Rethink Credit Scores: Ensuring Fair Lending through NLP for Transaction Categorization
- Tech Stack: Tech Stack: Python, HTML, CSS, Pandas, Scikit-learn, Numpy, nltk
- Mentorship Comapny: Petal
- Mentors: Brian Duke, Berk Ustun
- Project date: October 2022 - March 2023
- Project URL: https://dsc180a.github.io/rethink_creditscore.github.io/
Abstract
For decades, the banking industry has assessed creditworthiness the same way: they use massive amounts of data such as an applicant's current debt, the accounts they have opened, and the ratio of money owed to available credit to determine loan qualification. This system has been generally successful in the past, however it is not fair for those with no/low credit history, such as immigrants or young adults who are trying to build. Thus, it can be extremely difficult for these applicants, often referred to as being “credit invisible”, to be approved for loans or other forms of credit.
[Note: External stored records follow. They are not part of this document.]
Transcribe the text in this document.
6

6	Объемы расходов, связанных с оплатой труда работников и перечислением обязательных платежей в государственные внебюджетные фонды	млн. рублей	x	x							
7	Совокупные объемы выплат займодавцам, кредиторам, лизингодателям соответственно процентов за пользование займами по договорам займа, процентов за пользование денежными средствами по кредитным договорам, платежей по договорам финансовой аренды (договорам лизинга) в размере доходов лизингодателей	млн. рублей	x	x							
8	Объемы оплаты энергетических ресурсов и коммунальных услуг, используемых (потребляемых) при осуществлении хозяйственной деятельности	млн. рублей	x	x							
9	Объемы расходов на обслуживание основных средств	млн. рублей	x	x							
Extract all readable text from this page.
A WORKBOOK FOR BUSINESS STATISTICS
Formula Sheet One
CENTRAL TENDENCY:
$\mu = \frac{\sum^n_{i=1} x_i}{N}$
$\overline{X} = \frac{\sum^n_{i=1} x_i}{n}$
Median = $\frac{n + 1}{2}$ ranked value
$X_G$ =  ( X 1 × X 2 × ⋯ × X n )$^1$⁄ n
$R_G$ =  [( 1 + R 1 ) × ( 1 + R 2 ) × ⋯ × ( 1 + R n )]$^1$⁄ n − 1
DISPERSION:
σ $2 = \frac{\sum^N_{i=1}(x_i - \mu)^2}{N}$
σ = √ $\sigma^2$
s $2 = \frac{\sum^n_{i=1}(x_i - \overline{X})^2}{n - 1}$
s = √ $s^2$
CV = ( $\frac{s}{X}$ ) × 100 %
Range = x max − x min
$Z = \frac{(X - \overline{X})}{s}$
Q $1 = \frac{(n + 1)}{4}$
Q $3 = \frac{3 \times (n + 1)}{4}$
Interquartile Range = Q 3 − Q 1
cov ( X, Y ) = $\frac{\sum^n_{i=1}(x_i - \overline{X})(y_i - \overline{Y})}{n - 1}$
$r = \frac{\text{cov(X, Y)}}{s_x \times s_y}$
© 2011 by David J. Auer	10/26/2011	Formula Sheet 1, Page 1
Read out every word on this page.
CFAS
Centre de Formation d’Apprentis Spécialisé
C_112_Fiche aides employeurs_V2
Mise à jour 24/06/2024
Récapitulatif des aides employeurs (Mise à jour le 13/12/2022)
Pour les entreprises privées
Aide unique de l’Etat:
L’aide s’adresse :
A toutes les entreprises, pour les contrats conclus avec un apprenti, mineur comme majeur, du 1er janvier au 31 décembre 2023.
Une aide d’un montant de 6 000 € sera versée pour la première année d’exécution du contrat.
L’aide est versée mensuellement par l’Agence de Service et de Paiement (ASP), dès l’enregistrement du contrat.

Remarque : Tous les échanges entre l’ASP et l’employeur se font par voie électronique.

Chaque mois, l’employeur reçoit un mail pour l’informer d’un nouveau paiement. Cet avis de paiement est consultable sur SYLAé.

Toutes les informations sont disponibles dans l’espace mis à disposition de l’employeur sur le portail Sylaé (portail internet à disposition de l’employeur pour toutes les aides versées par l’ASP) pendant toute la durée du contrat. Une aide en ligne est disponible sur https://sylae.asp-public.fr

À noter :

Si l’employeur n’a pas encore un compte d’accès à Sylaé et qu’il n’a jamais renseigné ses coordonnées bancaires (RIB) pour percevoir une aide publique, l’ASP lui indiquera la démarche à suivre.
Hence, in this paper, we introduced a more comprehensive assessment framework that allows individuals to submit their past banking history as a supplementary material to better assess creditworthiness.
Achievement
- Led a team of 4 to develop a comprehensive method for credit risk assessment in the banking sector, utilizing Natural Language Processing techniques such as Tf-idf and BERT to analyze banking history.
- Conducted data analysis to evaluate data integrity and further feature transformation to categorize each transaction using Pandas and Scikit-learn.
- Achieved 88% accuracy by utilizing Tf-idf to categorize 500,000 transactions into 8 categories.